As many have answered, your code is wrong since triggering undefined behavior, see also this answer to a similar question.
In your original code the optimizing compiler could place a, b and c in registers, overlap their stack location, etc....
There are however legitimate reasons for wanting to know what are the location of local variables on the stack (precise garbage collection, introspection and reflection, ...).
The correct way would then to pack these variables in a struct (or a class) and to have some way to access that structure (for example, linking them in a list, etc.)
So your code might start with
void fun (void)
{
struct {
int a;
int b;
int c;
} _frame;
#define a _frame.a
#define b _frame.b
#define c _frame.c
do_something_with(&_frame); // e.g. link it
You could also use array members (perhaps even flexible or zero-length arrays for housekeeping routines), and #define a _frame.v[0] etc...

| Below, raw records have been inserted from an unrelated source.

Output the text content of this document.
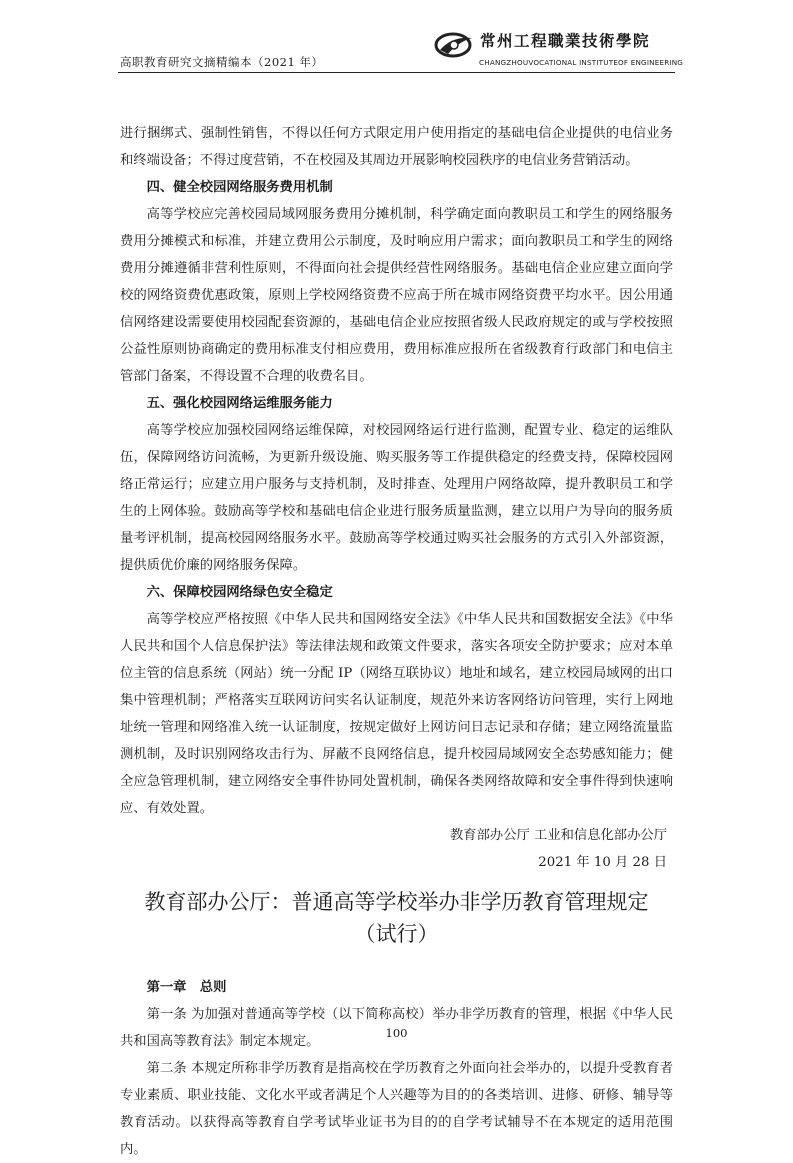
高职教育研究文摘精编本（2021 年）
常州工程職業技術學院
CHANGZHOUVOCATIONAL INSTITUTEOF ENGINEERING

进行捆绑式、强制性销售，不得以任何方式限定用户使用指定的基础电信企业提供的电信业务和终端设备；不得过度营销，不在校园及其周边开展影响校园秩序的电信业务营销活动。

四、健全校园网络服务费用机制

高等学校应完善校园局域网服务费用分摊机制，科学确定面向教职员工和学生的网络服务费用分摊模式和标准，并建立费用公示制度，及时响应用户需求；面向教职员工和学生的网络费用分摊遵循非营利性原则，不得面向社会提供经营性网络服务。基础电信企业应建立面向学校的网络资费优惠政策，原则上学校网络资费不应高于所在城市网络资费平均水平。因公用通信网络建设需要使用校园配套资源的，基础电信企业应按照省级人民政府规定的或与学校按照公益性原则协商确定的费用标准支付相应费用，费用标准应报所在省级教育行政部门和电信主管部门备案，不得设置不合理的收费名目。

五、强化校园网络运维服务能力

高等学校应加强校园网络运维保障，对校园网络运行进行监测，配置专业、稳定的运维队伍，保障网络访问流畅，为更新升级设施、购买服务等工作提供稳定的经费支持，保障校园网络正常运行；应建立用户服务与支持机制，及时排查、处理用户网络故障，提升教职员工和学生的上网体验。鼓励高等学校和基础电信企业进行服务质量监测，建立以用户为导向的服务质量考评机制，提高校园网络服务水平。鼓励高等学校通过购买社会服务的方式引入外部资源，提供质优价廉的网络服务保障。

六、保障校园网络绿色安全稳定

高等学校应严格按照《中华人民共和国网络安全法》《中华人民共和国数据安全法》《中华人民共和国个人信息保护法》等法律法规和政策文件要求，落实各项安全防护要求；应对本单位主管的信息系统（网站）统一分配 IP（网络互联协议）地址和域名，建立校园局域网的出口集中管理机制；严格落实互联网访问实名认证制度，规范外来访客网络访问管理，实行上网地址统一管理和网络准入统一认证制度，按规定做好上网访问日志记录和存储；建立网络流量监测机制，及时识别网络攻击行为、屏蔽不良网络信息，提升校园局域网安全态势感知能力；健全应急管理机制，建立网络安全事件协同处置机制，确保各类网络故障和安全事件得到快速响应、有效处置。

教育部办公厅 工业和信息化部办公厅

2021 年 10 月 28 日

教育部办公厅：普通高等学校举办非学历教育管理规定
（试行）

第一章　总则

第一条 为加强对普通高等学校（以下简称高校）举办非学历教育的管理，根据《中华人民共和国高等教育法》制定本规定。

第二条 本规定所称非学历教育是指高校在学历教育之外面向社会举办的，以提升受教育者专业素质、职业技能、文化水平或者满足个人兴趣等为目的的各类培训、进修、研修、辅导等教育活动。以获得高等教育自学考试毕业证书为目的的自学考试辅导不在本规定的适用范围内。

100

Actually, a good optimizing compiler could optimize that nearly as well as your original code.
Probably, the type of the _frame might be outside of the fun function, and you'll generate housekeeping functions for inspecting, or garbage collecting, that _frame.
Don't forget to unlink the frame at end of the routine. Making the frame an object with a proper constructor and destructor definitely helps. The constructor would link the frame and the destructor would unlink it.
For two examples where such techniques are used (both because a precise garbage collector is needed), see my qish garbage collector and the (generated C++) code of MELT (a domain specific language to extend GCC). See also the (generated) C code of Chicken Scheme or Ocaml runtime conventions (and its <caml/memory.h> header).
In practice, such an approach is much more welcome for generated C or C++ code (precisely because you will also generate the housekeeping code). If writing them manually, consider at least fancy macros (and templates) to help you. See e.g. gcc/melt-runtime.h
I actually believe that this is a deficiency in C. There should be some language features (and compiler implementations) to introspect the stack and to (portably) backtrace on it.